The Caribbean is home to one of the world’s hottest peppers, Trinidad’s Moruga Scorpion. Just one pepper can hold the same heat as a shot glass full of pepper spray!
My pepper education started on a flight between Caracas, Venezuela and Bridgetown, Barabados. At the back of the Caribbean Airlines inflight magazine I found an interesting snippet of information: “Trinidad’s Moruga Scorpion Pepper has been declared the hottest in the world by the Guinness Book of Records”.
As fate would have it I was travelling through Trinidad, not once but twice. That meant plenty of time to track down some ‘Scorpion’ sauce and to research the story behind the world’s ‘hottest pepper’.
I am completely clueless when it comes to peppers. In my world there are only two types - mild and hot, and I had poor tolerance to ‘hot’.
The hottest pepper that I have tried was a jalapeno and this experience rendered my mouth numb, neutralised my taste buds and robbed me of the pleasure usually associated with eating. The digestive ‘aftermath’ was similarly joyless!
The fresh peppers (more often called ‘chillies’ in Australia) at my local supermarket were plump and glossy but hardly the breakers of world records. The packaging had its own ‘Chilli Heat Scale’, from the ‘mild’ green cayenne pepper to the ‘hot’ habanero.
The more I researched the more I learned. There were peppers hotter than habaneros! Much, much hotter!
This heat had its own official measuring scale. The Scoville scale (SHU) measures the spicy heat produced by capsaicin (the chemical compound that activates heat receptors in the nerve endings and the primary ingredient in ‘capsicum spray’). The higher the SHU number the hotter the pepper. Those peppers at the highest end of the heat scale were in a league of their own.
On 13 February, 2012 the Trinidad Moruga Scorpion was crowned the hottest chilli in the world. When tested, individual peppers registered more than 2 million Scoville heat units (SHU) or the equivalent heat of roughly 400 jalapenos. For those who can get past the intense heat, it is also reported to have a ‘tender fruit-like flavour’ or ‘sweet-hot combination’.
So all of this research was intriguing but how could I understand just how hot the Trinidad Scorpion was without actually eating it?

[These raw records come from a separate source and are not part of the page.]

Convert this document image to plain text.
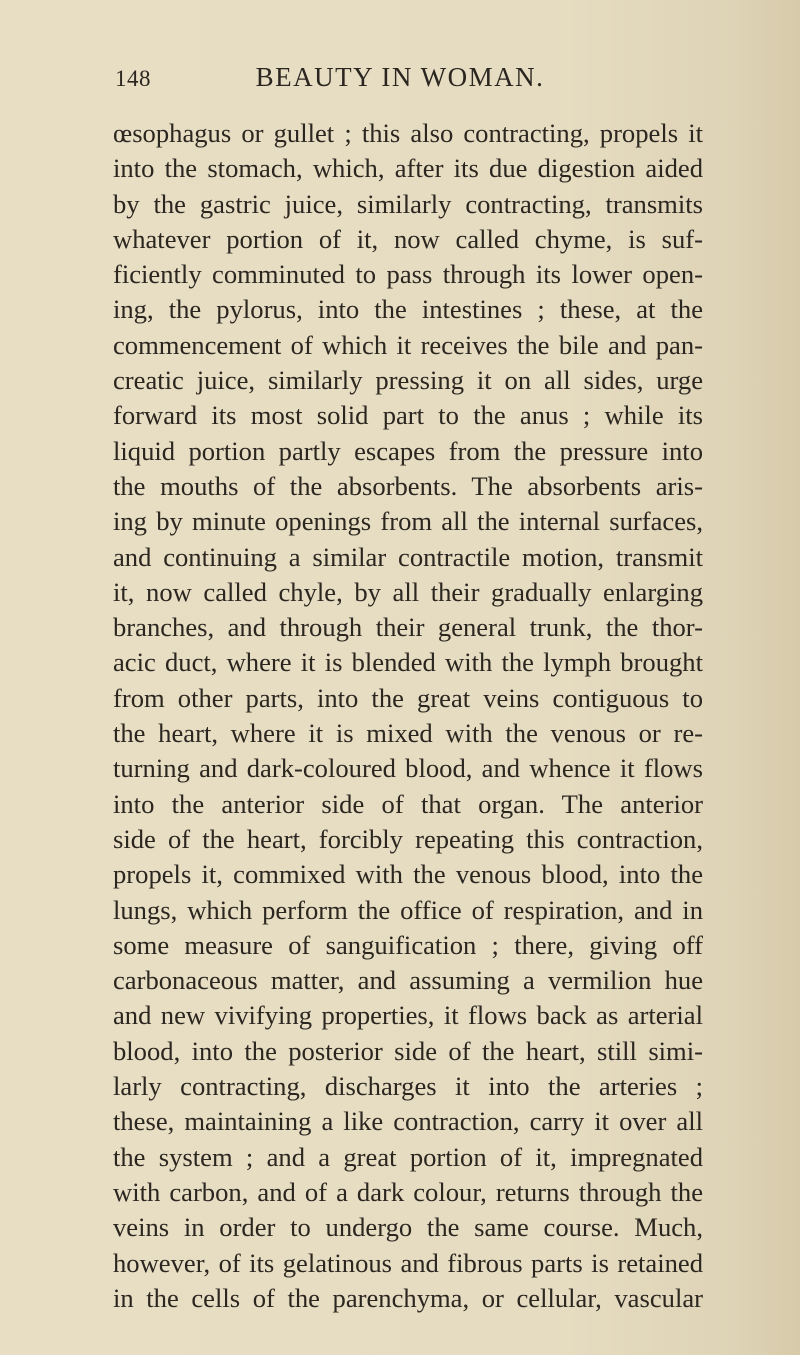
148	BEAUTY IN WOMAN.
œsophagus or gullet ; this also contracting, propels it
into the stomach, which, after its due digestion aided
by the gastric juice, similarly contracting, transmits
whatever portion of it, now called chyme, is suf-
ficiently comminuted to pass through its lower open-
ing, the pylorus, into the intestines ; these, at the
commencement of which it receives the bile and pan-
creatic juice, similarly pressing it on all sides, urge
forward its most solid part to the anus ; while its
liquid portion partly escapes from the pressure into
the mouths of the absorbents. The absorbents aris-
ing by minute openings from all the internal surfaces,
and continuing a similar contractile motion, transmit
it, now called chyle, by all their gradually enlarging
branches, and through their general trunk, the thor-
acic duct, where it is blended with the lymph brought
from other parts, into the great veins contiguous to
the heart, where it is mixed with the venous or re-
turning and dark-coloured blood, and whence it flows
into the anterior side of that organ. The anterior
side of the heart, forcibly repeating this contraction,
propels it, commixed with the venous blood, into the
lungs, which perform the office of respiration, and in
some measure of sanguification ; there, giving off
carbonaceous matter, and assuming a vermilion hue
and new vivifying properties, it flows back as arterial
blood, into the posterior side of the heart, still simi-
larly contracting, discharges it into the arteries ;
these, maintaining a like contraction, carry it over all
the system ; and a great portion of it, impregnated
with carbon, and of a dark colour, returns through the
veins in order to undergo the same course. Much,
however, of its gelatinous and fibrous parts is retained
in the cells of the parenchyma, or cellular, vascular
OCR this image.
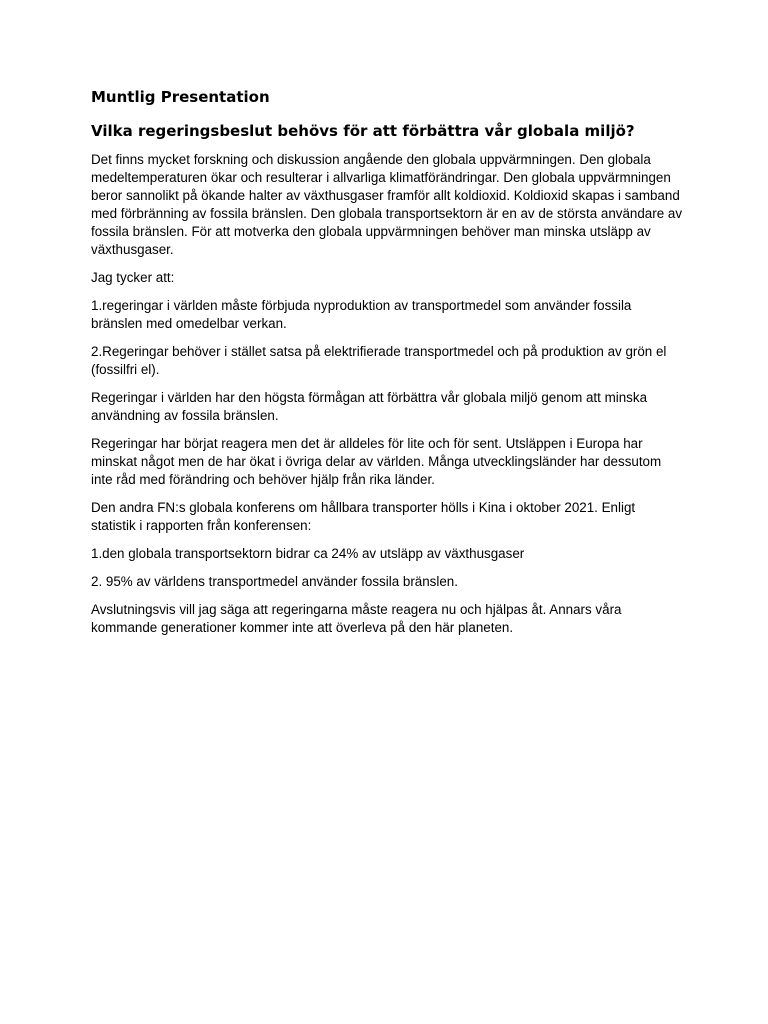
Muntlig Presentation
Vilka regeringsbeslut behövs för att förbättra vår globala miljö?

Det finns mycket forskning och diskussion angående den globala uppvärmningen. Den globala medeltemperaturen ökar och resulterar i allvarliga klimatförändringar. Den globala uppvärmningen beror sannolikt på ökande halter av växthusgaser framför allt koldioxid. Koldioxid skapas i samband med förbränning av fossila bränslen. Den globala transportsektorn är en av de största användare av fossila bränslen. För att motverka den globala uppvärmningen behöver man minska utsläpp av växthusgaser.

Jag tycker att:

1.regeringar i världen måste förbjuda nyproduktion av transportmedel som använder fossila bränslen med omedelbar verkan.

2.Regeringar behöver i stället satsa på elektrifierade transportmedel och på produktion av grön el (fossilfri el).

Regeringar i världen har den högsta förmågan att förbättra vår globala miljö genom att minska användning av fossila bränslen.

Regeringar har börjat reagera men det är alldeles för lite och för sent. Utsläppen i Europa har minskat något men de har ökat i övriga delar av världen. Många utvecklingsländer har dessutom inte råd med förändring och behöver hjälp från rika länder.

Den andra FN:s globala konferens om hållbara transporter hölls i Kina i oktober 2021. Enligt statistik i rapporten från konferensen:

1.den globala transportsektorn bidrar ca 24% av utsläpp av växthusgaser

2. 95% av världens transportmedel använder fossila bränslen.

Avslutningsvis vill jag säga att regeringarna måste reagera nu och hjälpas åt. Annars våra kommande generationer kommer inte att överleva på den här planeten.
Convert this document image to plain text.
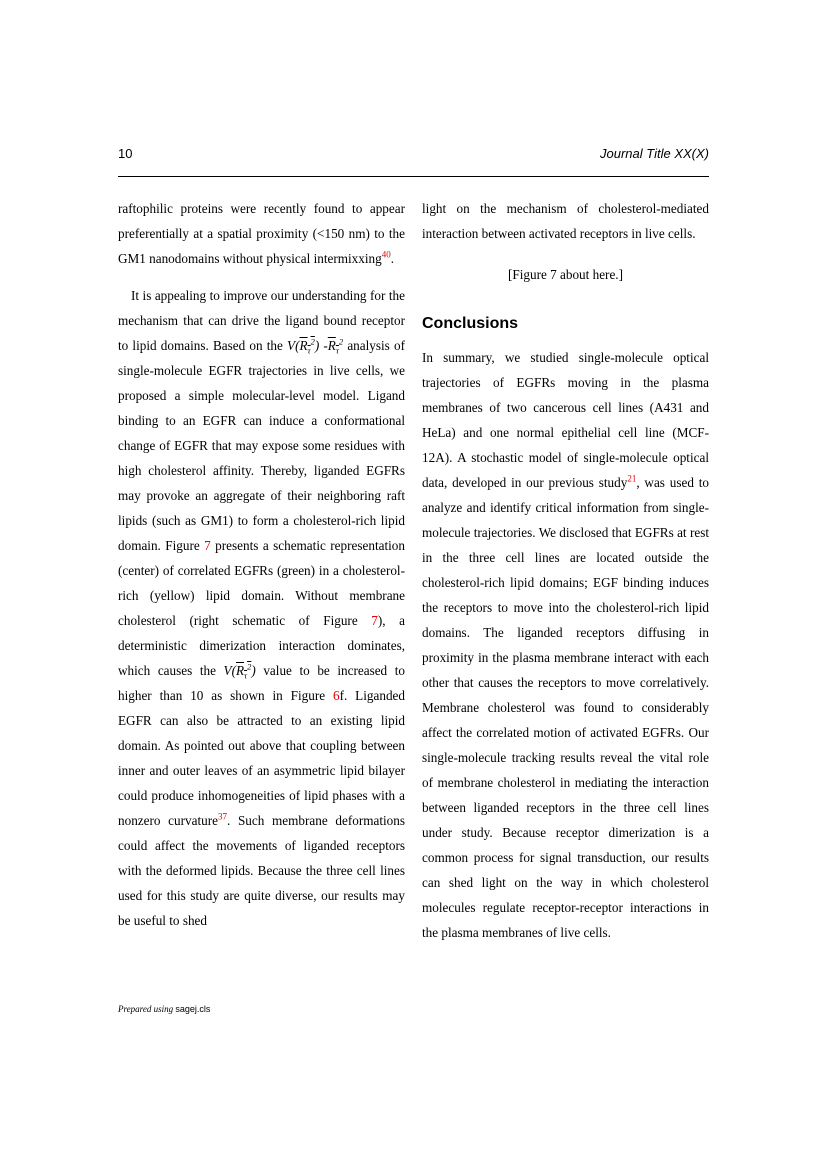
10	Journal Title XX(X)

raftophilic proteins were recently found to appear preferentially at a spatial proximity (<150 nm) to the GM1 nanodomains without physical intermixxing$^{40}$.

It is appealing to improve our understanding for the mechanism that can drive the ligand bound receptor to lipid domains. Based on the $V(R_\tau^2)$ $-R_\tau^2$ analysis of single-molecule EGFR trajectories in live cells, we proposed a simple molecular-level model. Ligand binding to an EGFR can induce a conformational change of EGFR that may expose some residues with high cholesterol affinity. Thereby, liganded EGFRs may provoke an aggregate of their neighboring raft lipids (such as GM1) to form a cholesterol-rich lipid domain. Figure 7 presents a schematic representation (center) of correlated EGFRs (green) in a cholesterol-rich (yellow) lipid domain. Without membrane cholesterol (right schematic of Figure 7), a deterministic dimerization interaction dominates, which causes the $V(R_\tau^2)$ value to be increased to higher than 10 as shown in Figure 6f. Liganded EGFR can also be attracted to an existing lipid domain. As pointed out above that coupling between inner and outer leaves of an asymmetric lipid bilayer could produce inhomogeneities of lipid phases with a nonzero curvature$^{37}$. Such membrane deformations could affect the movements of liganded receptors with the deformed lipids. Because the three cell lines used for this study are quite diverse, our results may be useful to shed

light on the mechanism of cholesterol-mediated interaction between activated receptors in live cells.

[Figure 7 about here.]

Conclusions

In summary, we studied single-molecule optical trajectories of EGFRs moving in the plasma membranes of two cancerous cell lines (A431 and HeLa) and one normal epithelial cell line (MCF-12A). A stochastic model of single-molecule optical data, developed in our previous study$^{21}$, was used to analyze and identify critical information from single-molecule trajectories. We disclosed that EGFRs at rest in the three cell lines are located outside the cholesterol-rich lipid domains; EGF binding induces the receptors to move into the cholesterol-rich lipid domains. The liganded receptors diffusing in proximity in the plasma membrane interact with each other that causes the receptors to move correlatively. Membrane cholesterol was found to considerably affect the correlated motion of activated EGFRs. Our single-molecule tracking results reveal the vital role of membrane cholesterol in mediating the interaction between liganded receptors in the three cell lines under study. Because receptor dimerization is a common process for signal transduction, our results can shed light on the way in which cholesterol molecules regulate receptor-receptor interactions in the plasma membranes of live cells.

Prepared using sagej.cls
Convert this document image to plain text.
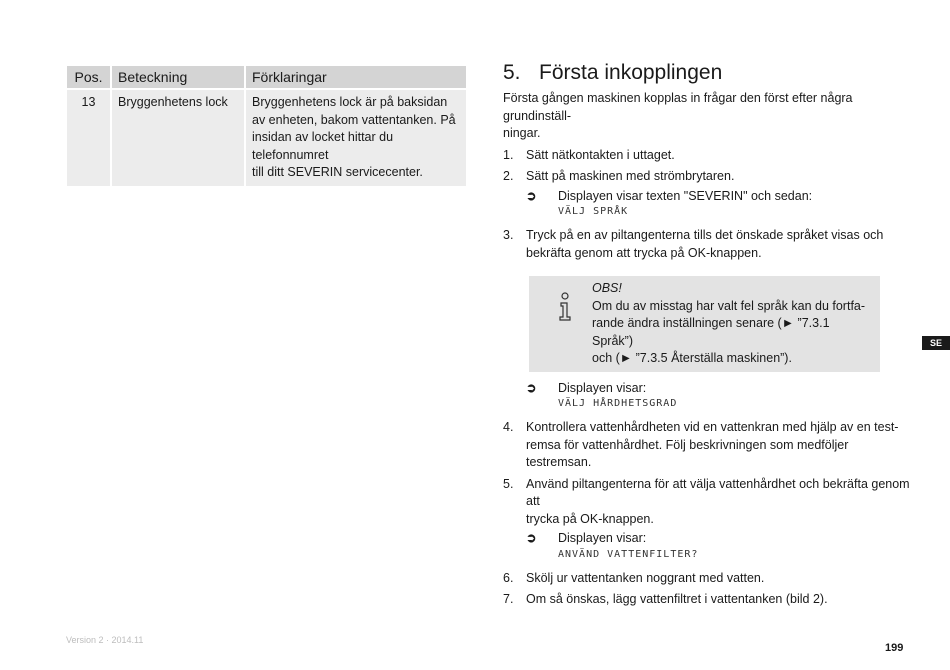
Pos.	Beteckning	Förklaringar
13	Bryggenhetens lock	Bryggenhetens lock är på baksidan
av enheten, bakom vattentanken. På
insidan av locket hittar du telefonnumret
till ditt SEVERIN servicecenter.
5. Första inkopplingen
Första gången maskinen kopplas in frågar den först efter några grundinställ-
ningar.
1.	Sätt nätkontakten i uttaget.
2.	Sätt på maskinen med strömbrytaren.
➲	Displayen visar texten "SEVERIN" och sedan:
VÄLJ SPRÅK
3.	Tryck på en av piltangenterna tills det önskade språket visas och
bekräfta genom att trycka på OK-knappen.
OBS!
Om du av misstag har valt fel språk kan du fortfa-
rande ändra inställningen senare (► ”7.3.1 Språk”)
och (► ”7.3.5 Återställa maskinen”).
➲	Displayen visar:
VÄLJ HÅRDHETSGRAD
4.	Kontrollera vattenhårdheten vid en vattenkran med hjälp av en test-
remsa för vattenhårdhet. Följ beskrivningen som medföljer testremsan.
5.	Använd piltangenterna för att välja vattenhårdhet och bekräfta genom att
trycka på OK-knappen.
➲	Displayen visar:
ANVÄND VATTENFILTER?
6.	Skölj ur vattentanken noggrant med vatten.
7.	Om så önskas, lägg vattenfiltret i vattentanken (bild 2).
SE
Version 2 · 2014.11
199
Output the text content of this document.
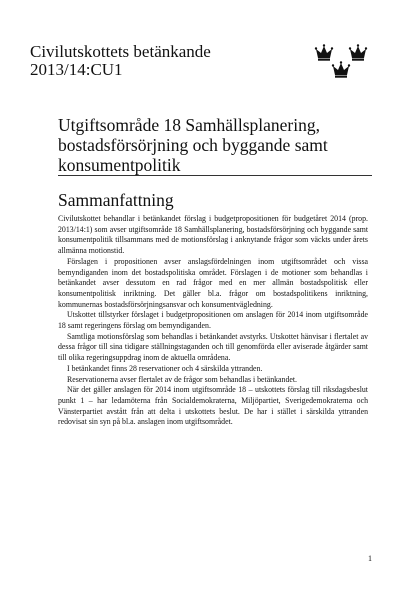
Civilutskottets betänkande
2013/14:CU1
Utgiftsområde 18 Samhällsplanering, bostadsförsörjning och byggande samt konsumentpolitik
Sammanfattning

Civilutskottet behandlar i betänkandet förslag i budgetpropositionen för budgetåret 2014 (prop. 2013/14:1) som avser utgiftsområde 18 Samhällsplanering, bostadsförsörjning och byggande samt konsumentpolitik tillsammans med de motionsförslag i anknytande frågor som väckts under årets allmänna motionstid.

Förslagen i propositionen avser anslagsfördelningen inom utgiftsområdet och vissa bemyndiganden inom det bostadspolitiska området. Förslagen i de motioner som behandlas i betänkandet avser dessutom en rad frågor med en mer allmän bostadspolitisk eller konsumentpolitisk inriktning. Det gäller bl.a. frågor om bostadspolitikens inriktning, kommunernas bostadsförsörjningsansvar och konsumentvägledning.

Utskottet tillstyrker förslaget i budgetpropositionen om anslagen för 2014 inom utgiftsområde 18 samt regeringens förslag om bemyndiganden.

Samtliga motionsförslag som behandlas i betänkandet avstyrks. Utskottet hänvisar i flertalet av dessa frågor till sina tidigare ställningstaganden och till genomförda eller aviserade åtgärder samt till olika regeringsuppdrag inom de aktuella områdena.

I betänkandet finns 28 reservationer och 4 särskilda yttranden.

Reservationerna avser flertalet av de frågor som behandlas i betänkandet.

När det gäller anslagen för 2014 inom utgiftsområde 18 – utskottets förslag till riksdagsbeslut punkt 1 – har ledamöterna från Socialdemokraterna, Miljöpartiet, Sverigedemokraterna och Vänsterpartiet avstått från att delta i utskottets beslut. De har i stället i särskilda yttranden redovisat sin syn på bl.a. anslagen inom utgiftsområdet.

1
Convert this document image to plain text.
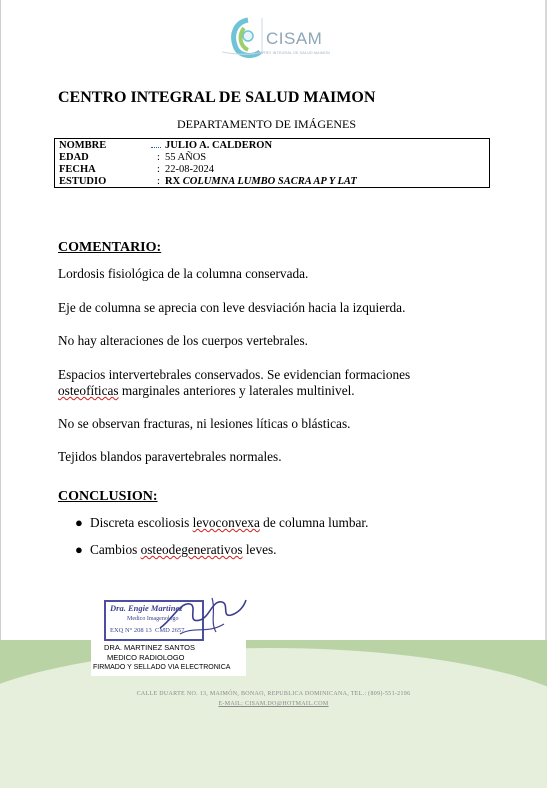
CISAM
CENTRO INTEGRAL DE SALUD MAIMON
CENTRO INTEGRAL DE SALUD MAIMON
DEPARTAMENTO DE IMÁGENES
NOMBRE	JULIO A. CALDERON
EDAD	: 55 AÑOS
FECHA	: 22-08-2024
ESTUDIO	: RX COLUMNA LUMBO SACRA AP Y LAT
COMENTARIO:
Lordosis fisiológica de la columna conservada.
Eje de columna se aprecia con leve desviación hacia la izquierda.
No hay alteraciones de los cuerpos vertebrales.
Espacios intervertebrales conservados. Se evidencian formaciones
osteofíticas marginales anteriores y laterales multinivel.
No se observan fracturas, ni lesiones líticas o blásticas.
Tejidos blandos paravertebrales normales.
CONCLUSION:
● Discreta escoliosis levoconvexa de columna lumbar.
● Cambios osteodegenerativos leves.
CALLE DUARTE NO. 13, MAIMÓN, BONAO, REPUBLICA DOMINICANA, TEL.: (809)-551-2196
E-MAIL: CISAM.DO@HOTMAIL.COM
Dra. Engie Martinez
Medico Imagenologo
EXQ N° 208 13 CMD 2657
DRA. MARTINEZ SANTOS
MEDICO RADIOLOGO
FIRMADO Y SELLADO VIA ELECTRONICA
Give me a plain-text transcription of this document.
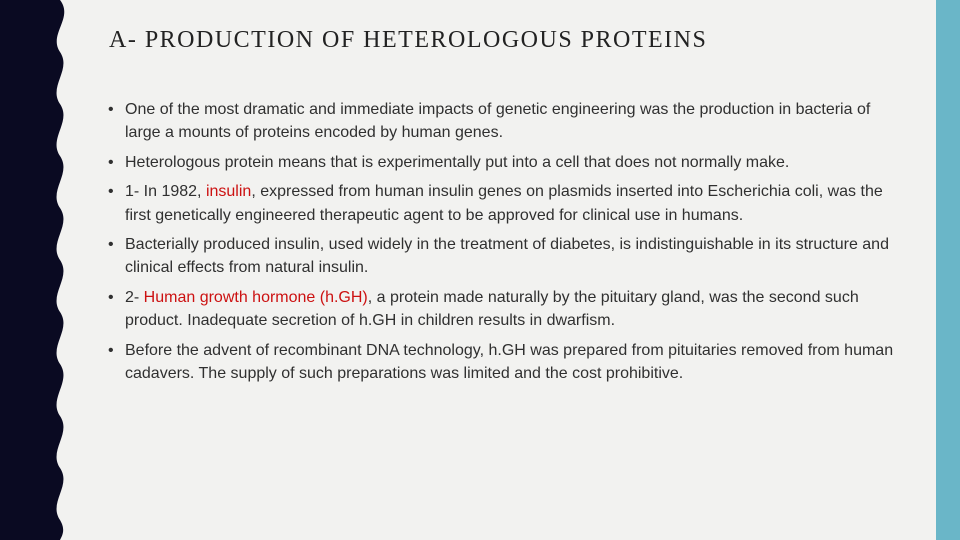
A- PRODUCTION OF HETEROLOGOUS PROTEINS
• One of the most dramatic and immediate impacts of genetic engineering was the production in bacteria of large a mounts of proteins encoded by human genes.
• Heterologous protein means that is experimentally put into a cell that does not normally make.
• 1- In 1982, insulin, expressed from human insulin genes on plasmids inserted into Escherichia coli, was the first genetically engineered therapeutic agent to be approved for clinical use in humans.
• Bacterially produced insulin, used widely in the treatment of diabetes, is indistinguishable in its structure and clinical effects from natural insulin.
• 2- Human growth hormone (h.GH), a protein made naturally by the pituitary gland, was the second such product. Inadequate secretion of h.GH in children results in dwarfism.
• Before the advent of recombinant DNA technology, h.GH was prepared from pituitaries removed from human cadavers. The supply of such preparations was limited and the cost prohibitive.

"To say the Trinidad Moruga Scorpion is hot would be like saying the surface of the sun is hot. It’s true, but you’d be really underselling it. This is a scorching hot pepper, a chili so hot people have to wear latex suits and gloves just to work with it without (many) side effects" - www.pepperscale.com
"At a scorching 2,009,231 Scovilles (peak), the Moruga Scorpion will wreak your stomach, burn your intestines and still be smoking on the way out" - www.crazyhotseeds.com
Used unwisely you will get the smack in the face insanely heat searing, sweat inducing, tear generating power of the legendary superhot chili, your face will turn red, the sweat starts to roll, your heart rate will increase, endorphins will be released and a fiery sensation will spread across your tongue and down your throat. You will relish the sweaty addictive pleasure of this scorching chili" - www.firehousechilli.com
And then there's YouTube!
Could these peppers be dangerous? Well, taken to the extreme they could prove fatal, but it would take a lot of peppers. Live Science quoted that the lethal dosage of capsaicin has been calculated at 1.2kg (or 2.7 pounds). This amount of capsaicin would cause enough stomach and intestinal inflammation to kill a 68kg (150 pound) person.
Fortunately there is an antidote and it is widely available. Dairy products contain casein, a protein that neutralises capsaicin.
Curiously these fiery peppers are not discovered in nature but developed by ambitious growers. One writer likened the competitive spirit amongst the world’s spice growers as an ‘arms race, competing to produce the most incapacitatingly hot chillies’.
Which explains why on 7 August, 2014 the title of the World's Hottest Pepper passed on to the Carolina Reaper. A pepper developed at Fort Mill, South Carolina by the colourfully named PuckerButt Pepper Company (and there is healthy competition to develop a pepper that eclipses even this!)
I did pick up a few bottles of Trinidad Scorpion sauce to take home. The grateful recipient gave me the following (edited) feedback:
"Well the scorpion sauce was first used after a few too many beers, I flippantly splashed it over the home made pizza.... I knew when I took my first bite I was in trouble, as the beads of sweat built up under my eyes.... I realised I was in deep s**t.... it was way too hot I used way too much and drank the next weeks' milk supply...."
Hmmm sounds delicious but I'll pass. And I guess that's the real challenge: developing a sauce with flavour that you can actually taste through the burn.
So as countless pepper-heads attest, and I'll take their word for it, it doesn't matter who holds the current record for the hottest chilli in the world, the Trinidad Moruga Scorpion still packs quite a fiery sting!